Aviation history was commemorated on Saturday with the unveiling of a memorial at the sites of two former wartime bases.
The Airfields of Britain Conservation Trust (ABCT) erected the monument in Woburn Park to ensure the airfield, and the people who served there, are never forgotten.
Founder of the ABCT Kenneth Bannerman said: “Airfields are every bit as part of our heritage as castles and stately homes; these places were vital in securing the freedom we have today.
“We are delighted, therefore, to be providing a lasting tribute for present and future generations.”
Woburn Park has a rich and varied flying past, famous for its use between both world wars by the Duchess of Bedford.
Flying started in the late 1920s and continued until her unexplained disappearance in March 1937 during a flight over the East Anglian coast.
After her tragic death the site’s links with aviation continued when Woburn Park became a Satellite Landing Ground for aircraft storage for the RAF, the largest SLG of them all.
A large number of Short Stirlings arrived which were eventually scrapped after the end of the war but the site was not clear of Stirlings, and indeed the RAF, until as late as May 1947.
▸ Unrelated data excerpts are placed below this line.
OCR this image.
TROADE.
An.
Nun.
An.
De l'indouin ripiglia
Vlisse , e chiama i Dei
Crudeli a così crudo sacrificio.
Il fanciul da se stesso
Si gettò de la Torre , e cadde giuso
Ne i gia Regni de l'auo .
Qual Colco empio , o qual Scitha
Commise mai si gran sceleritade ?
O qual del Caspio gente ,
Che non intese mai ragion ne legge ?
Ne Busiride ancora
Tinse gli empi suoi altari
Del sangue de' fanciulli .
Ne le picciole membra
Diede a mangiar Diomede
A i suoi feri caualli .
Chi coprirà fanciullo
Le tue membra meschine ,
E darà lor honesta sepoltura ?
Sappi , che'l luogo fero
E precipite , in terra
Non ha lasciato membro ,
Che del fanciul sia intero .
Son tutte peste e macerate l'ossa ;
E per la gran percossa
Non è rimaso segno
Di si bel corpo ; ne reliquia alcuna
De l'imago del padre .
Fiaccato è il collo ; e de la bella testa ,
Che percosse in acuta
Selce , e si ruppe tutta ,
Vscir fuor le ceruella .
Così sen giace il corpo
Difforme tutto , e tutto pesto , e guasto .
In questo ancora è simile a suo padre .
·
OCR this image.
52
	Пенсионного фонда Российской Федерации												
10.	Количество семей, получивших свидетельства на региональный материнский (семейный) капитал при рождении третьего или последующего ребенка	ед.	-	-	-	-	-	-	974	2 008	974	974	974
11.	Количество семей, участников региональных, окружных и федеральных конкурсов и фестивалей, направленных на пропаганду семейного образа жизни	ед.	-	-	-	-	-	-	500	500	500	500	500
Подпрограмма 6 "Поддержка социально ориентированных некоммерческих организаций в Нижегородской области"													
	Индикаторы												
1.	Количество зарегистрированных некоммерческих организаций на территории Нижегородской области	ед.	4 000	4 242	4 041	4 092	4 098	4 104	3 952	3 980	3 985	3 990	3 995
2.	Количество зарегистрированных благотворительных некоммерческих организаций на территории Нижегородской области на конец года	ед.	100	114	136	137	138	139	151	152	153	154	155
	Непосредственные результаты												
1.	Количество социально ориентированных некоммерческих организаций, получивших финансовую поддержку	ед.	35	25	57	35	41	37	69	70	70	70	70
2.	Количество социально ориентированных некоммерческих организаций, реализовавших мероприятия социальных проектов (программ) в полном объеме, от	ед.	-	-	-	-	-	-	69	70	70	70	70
Since then many vintage aircraft meetings have taken place.
And on Sunday the memorial at the former airfield at Podington, which is now used as the Santa Pod Raceway, was unveiled.
Podington Airfield opened in August 1942 and was used by various American units, notably the 92nd Bomb Group.
After the 92nd Bomb Group moved to France in the summer of 1945, Podington passed to RAF control, closing in 1947 and eventually being sold in 1961. In 1966 the site opened as Santa Pod.